Before quilting there was Botanical Perfumery and even though I might not know a lot about common perfumery, I do know a lot about natural materials. I’ve even been to a Summer School in Grasse for two weeks, where I learned the bases of perfumemaking either it was done with naturals och sythetis………..One of the best experiences in my life 😀
Quilting kind of took over and I have only made 2-3 blends during the last years. But happily I have someone to nudge me back into that glorious art – a little while ago my oldest (Sam) told me it was time for me to get back to perfumery. Knowing my subtle son, I understood that there was a “hidden” meaning to that and yup, he wanted me to make him a perfume that smelled vanilla. If he had had his way, it would only smell of vanilla, but hey – that’s no perfume” per se, it’s a one note something.

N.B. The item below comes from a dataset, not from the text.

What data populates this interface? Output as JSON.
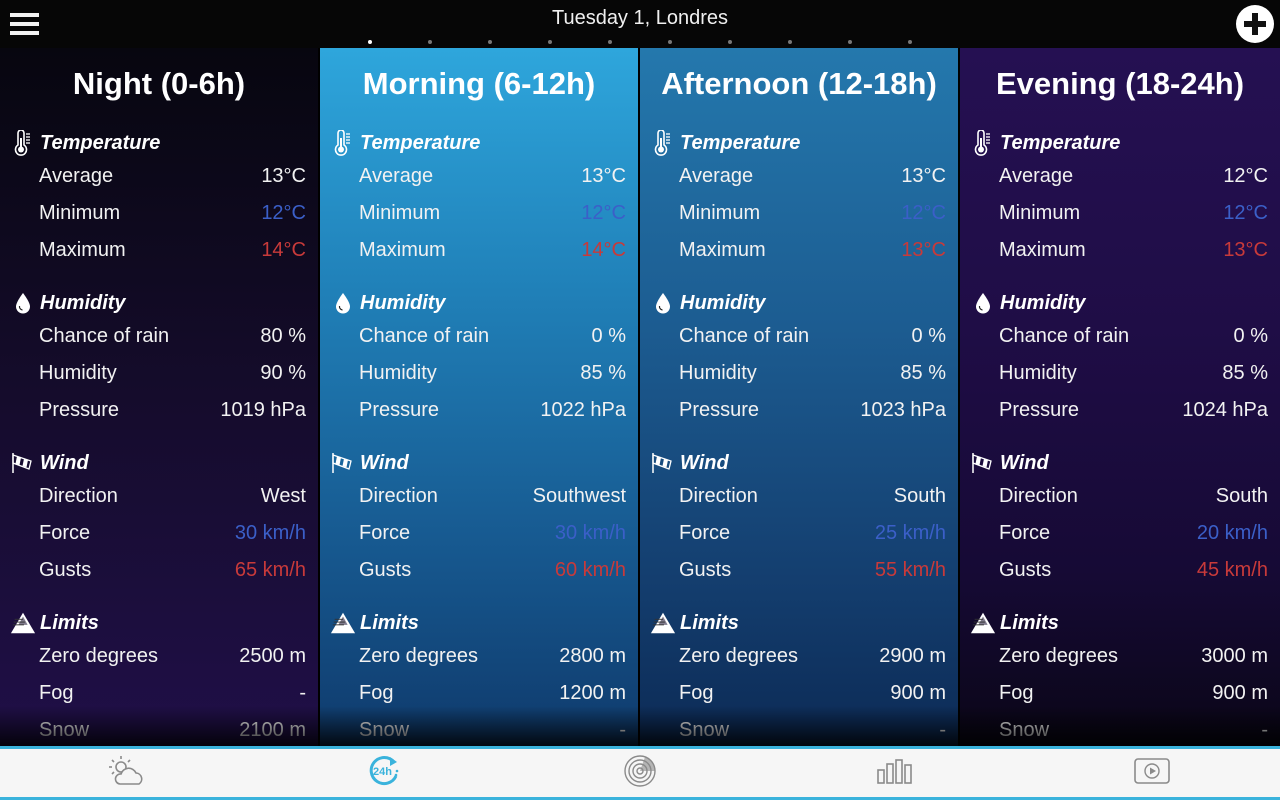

A real perfume has three building blocks – top, heart (middle) and base chords. Top is what meets your nose when you first smell a scent – mostly (but not only) citruses is used – bergamot, lemon, lime, mandarin etc. The heart enters when the top has evaporated and has most of the flowers – jasmine, rose, aglia, magnolia and lotus flower to mention a few. In the base (which is what lingers for hours, if it’s a good fume) goes all the heavy duty notes like pathcouli, woods, vertiver, agarwood and ambrette seed – the list of botanical materials that goes into each chord is too long to name here.
So I of I went happily into my studio (sadly neglected place except for nail polishing) and started to play: vanilla tincture, vanilla absolute, vanilla oleoresin ……and vanillin ;-o Even though some perfumers don’t think of it as a natural material, it is extracted from wood and that is natural – neh? At least the one I got is. While going through my chest of fragrant treasures I found a small vial with vanilla CO2 extract, tempting as it is, I’m not going to use it. Treasures are ment to be treasured – right? Then the smallest amount of sandalwood (Vanuatu – we do care about the environment) which lends an almost soapy quality, a smitheren of aged patchouli – earthy, wee bit mysterious and some citruses including the tang of a very small amount of pressed fruit rind of the Japanese fruit Yuzu – not that easy to find. So here I am – only top and base notes and no heart at all……But hey, that’s not entirely true – I did use petit grain and a minor amount of cinnamon leaf (the bark can be very sensitizing) and to some authors, they belong to the middle notes. It is so amazing that everybody and his mother who is something in the perfumery industry has such different opinions about which botanical category each botanical material belong to. Like just cinnamon and petit grain 😉 I used the smallest amounts (for patchouli and cinnamon I even used diluted essential oils) but can stillhas it’s have a substantial effect on a scent.
- The Juice
I did some tweaking last night (more of vanilla tincture, vanilla absolute and vanillin. More bergamot, more green manadrin, more,more,more – and added a bit more perfumers alcohol (96% – but you can’t drink it ;-o) I dipped a scent strip and put a tad bit on the inside of my wrist and know what? I hardly could stop sniffing – strip-wrist-wrist-strip. I even put a drop on before going to work this morning and the scent waffed more than pleasantly, happily almost exuberant wafting into my nostrils. Soooo, even though I couldn’t come up with much to put in the heart, I am (so far) mighty pleased with the outcome. Now it only need to be zapped in the zippy zapper (ultrasound machine) for a few times and then frozen and filtered before it can be decanted into a nice sprayer bottle. “A bottle of my own” Sam said pleased as punch.